Publications

Leaflet "Goya-Ensor. Winged Dreams"


This enthralling intense dialogue between Francisco de Goya (1746-1828) and the Belgian artist James Ensor (1860-1949), two of the greatest universal masters of printmaking, begins with a selfportrait of each. They are images of the artists whose fantasy gave rise to the prints on view in this exhibition – the result of whimsical, nonsensical, impossible and irrational dreams inhabited by winged figures, masks, skeletons and grotesque beings, underlying all of which is an allegorical reflection on the human condition.

Presented as bizarre products of the imagination, their references transcend the specific reality of both masters’ contemporary societies, becoming timeless and universal. They are visions that appeal to spectators’ sensitivity, using satire or mockery to confront them with denunciations that are still relevant today; with their own perception of the world of dreams and nightmares; and with something as human as not wanting to look but not being able to help doing so.

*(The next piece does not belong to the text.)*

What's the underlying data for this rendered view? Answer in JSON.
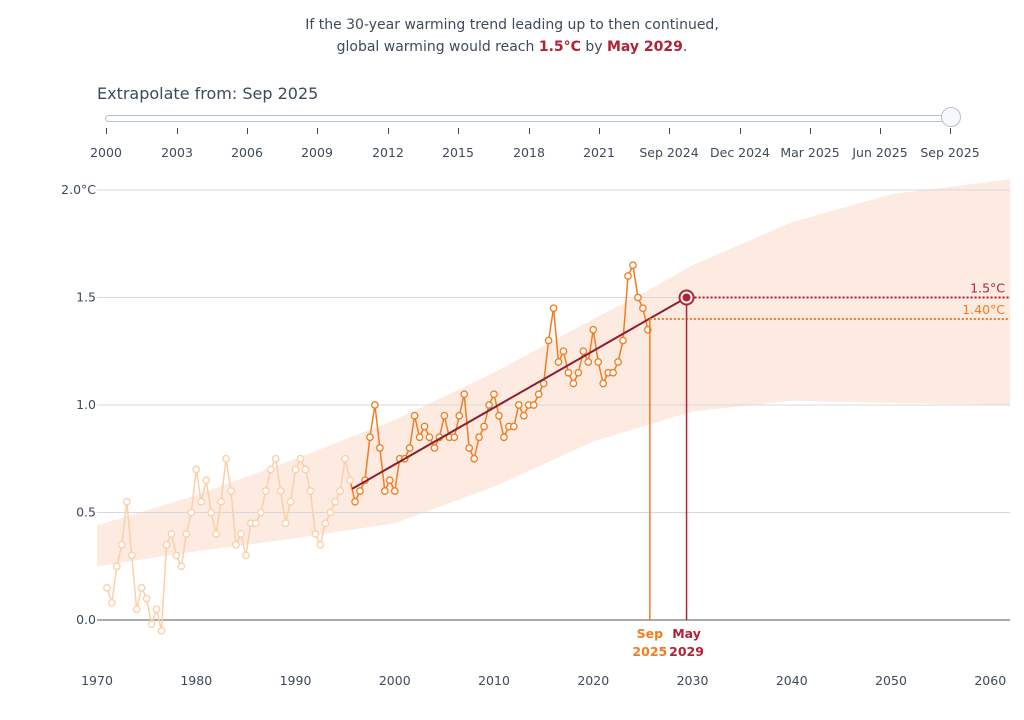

The show brings together 53 masterpieces, lent by the Museo de Bellas Artes of Córdoba and a private collection, from the dream images produced by Goya and Ensor as printmakers, which are unquestionable points of references of modern art today. Ahead of their time, both artists marked a milestone in the defence of creative freedom and art’s critical commitment to society, and in creating personal languages that foreshadowed 20thcentury expressionism and surrealism.